The artist is not an artist, but he is an artist; this old paradox seems to come from different semantic sources based on a philosophical proposition in which that what is denied becomes asserted and where the truth is only known through its negation. The artist conceals himself and his work under forms that not only refuse to be conventional art forms, but are not usual art forms. The game consists of being what seems to be denied by the artist himself as well as he adapts the existing world into the furniture of his own art world. Reality and symbol are at the beginning of a construct in which the artist transforms the value of things into an artistic and aesthetic category. He himself looks like a foreigner in a world of mass consumption, where goods are the only existing world and he tries to reverse their meaning to make them say something which was unknown till then. He works with, as if they were tools to organize into a language of its own, where analogies among things allow him to perform an entirely new world where he lives and works. Relocating already existing things is part of the artist´s activity as well as a way of assembling them while contesting what we call the truth, when we identify it only with what we see. Furthermore it reminds us that the truth is invisible, in spite of its reversible connections with what seems to be the real world, as it is what remains behind the image itself and that what is represented by it.

His attempt to explore a system of representation based on appropriation and dystopia makes him aware of what he is in charge of, if he assumes what he believes an artist must be without being an artist, and the treachery of images when trying to represent reality. Wang Zhiyuan employs familiar objects and goods and subverts them in order to change the relations we have established with them. This practice allows him to discover that what we usually ignore of the things we see and makes us sense their autonomy. Hence the artist is bound to create a composition in which the visual elements must say something that alters our way of looking at things. This is what he manages to do in works like the ones quoted here and also in “The Cross behind the Underpants” (2008), a multi-media installation too, where a pneumatic machine opens the big structure leaving a whole in the shape of a cross while a video is projected on it, at the same time that the light switches on and off. Controlled by a computer, the scene lasts five minutes and comes back to existence every another three minutes. The subject is somehow common to “Object of Desire” and “Purge”, although the cross makes more explicit certain issues related to systems of thought and beliefs, taking into account the different modes of looking at them and behave accordingly.
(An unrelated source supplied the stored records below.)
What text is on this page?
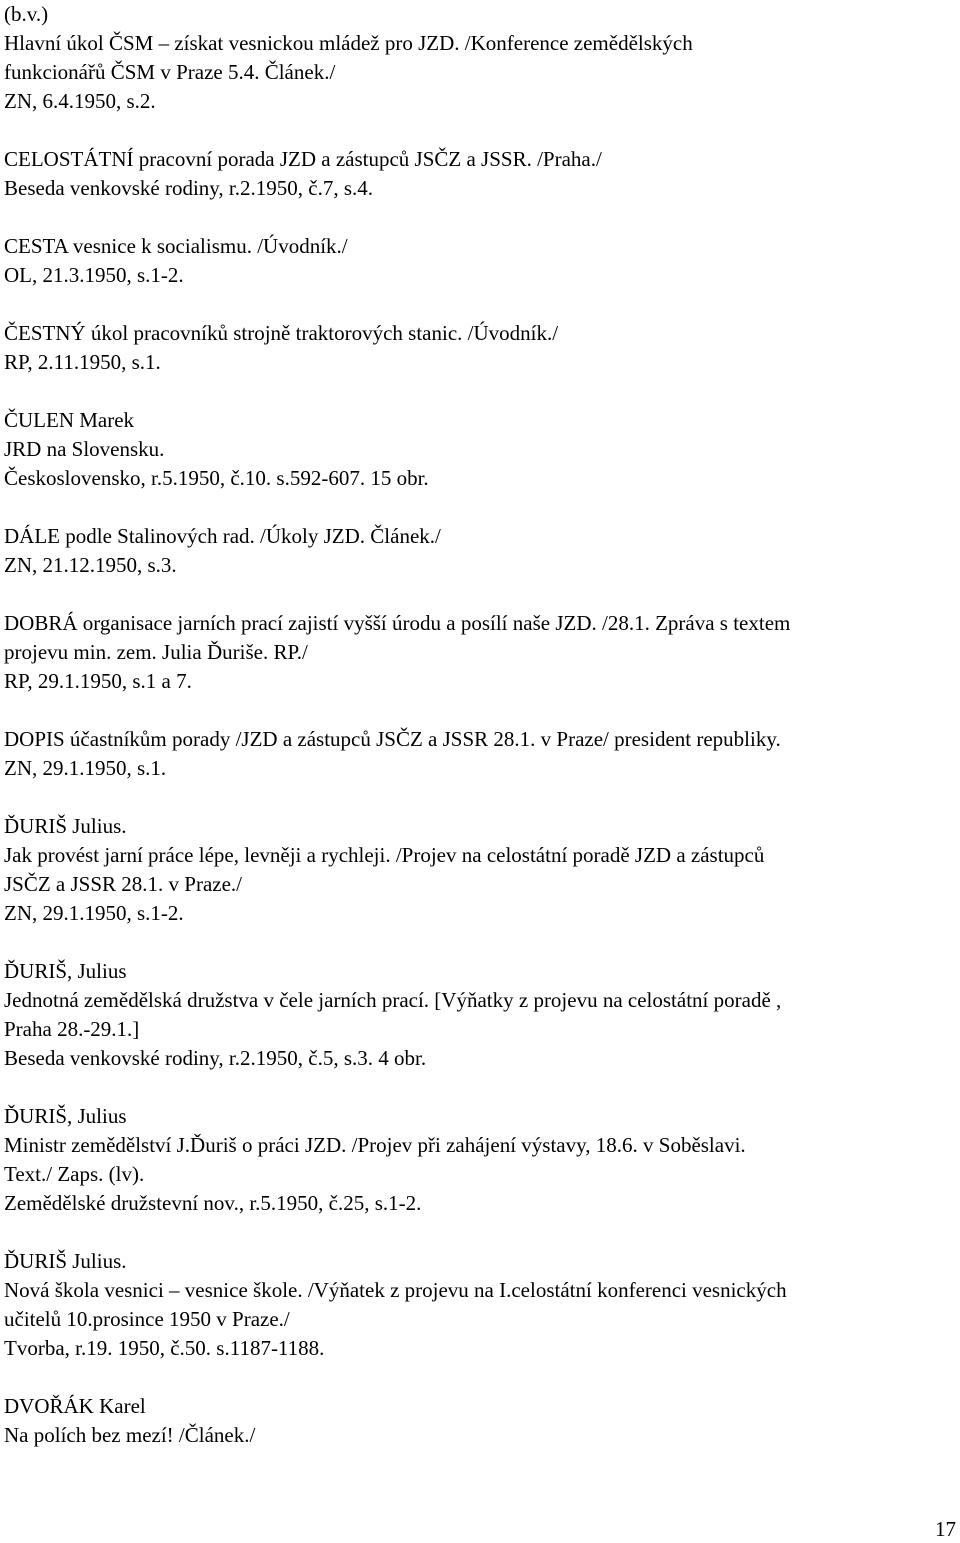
(b.v.)
Hlavní úkol ČSM – získat vesnickou mládež pro JZD. /Konference zemědělských
funkcionářů ČSM v Praze 5.4. Článek./
ZN, 6.4.1950, s.2.
CELOSTÁTNÍ pracovní porada JZD a zástupců JSČZ a JSSR. /Praha./
Beseda venkovské rodiny, r.2.1950, č.7, s.4.
CESTA vesnice k socialismu. /Úvodník./
OL, 21.3.1950, s.1-2.
ČESTNÝ úkol pracovníků strojně traktorových stanic. /Úvodník./
RP, 2.11.1950, s.1.
ČULEN Marek
JRD na Slovensku.
Československo, r.5.1950, č.10. s.592-607. 15 obr.
DÁLE podle Stalinových rad. /Úkoly JZD. Článek./
ZN, 21.12.1950, s.3.
DOBRÁ organisace jarních prací zajistí vyšší úrodu a posílí naše JZD. /28.1. Zpráva s textem
projevu min. zem. Julia Ďuriše. RP./
RP, 29.1.1950, s.1 a 7.
DOPIS účastníkům porady /JZD a zástupců JSČZ a JSSR 28.1. v Praze/ president republiky.
ZN, 29.1.1950, s.1.
ĎURIŠ Julius.
Jak provést jarní práce lépe, levněji a rychleji. /Projev na celostátní poradě JZD a zástupců
JSČZ a JSSR 28.1. v Praze./
ZN, 29.1.1950, s.1-2.
ĎURIŠ, Julius
Jednotná zemědělská družstva v čele jarních prací. [Výňatky z projevu na celostátní poradě ,
Praha 28.-29.1.]
Beseda venkovské rodiny, r.2.1950, č.5, s.3. 4 obr.
ĎURIŠ, Julius
Ministr zemědělství J.Ďuriš o práci JZD. /Projev při zahájení výstavy, 18.6. v Soběslavi.
Text./ Zaps. (lv).
Zemědělské družstevní nov., r.5.1950, č.25, s.1-2.
ĎURIŠ Julius.
Nová škola vesnici – vesnice škole. /Výňatek z projevu na I.celostátní konferenci vesnických
učitelů 10.prosince 1950 v Praze./
Tvorba, r.19. 1950, č.50. s.1187-1188.
DVOŘÁK Karel
Na polích bez mezí! /Článek./
17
Coming back to the statement This is not an artist | The treachery of images I would like to add that negation is part of a dialectical process through which assertion comes from a previous denial of that what seems to be and can be at the same time. This is why it might be said he is not an artist, because he is precisely that and why images can mean a betrayal in relation to what they really mean, because they can be something else and different from what they apparently are. The semantic game between the word and what it represents shows the disruption of meanings that the artist undertakes as a writer without being a writer or as an artist who is not an artist, because he is more than an artist. “In the sea of darkness”, as he says while explaining what the artist wants to communicate in the installation “Close to Warmth”, he enters in the language domain and comparative linguistics to show how tricky the words can be depending on the codes used to organize them as signifiers of an existing or non-existing reality, through the statements that are built up as such, in spite of resisting any definition.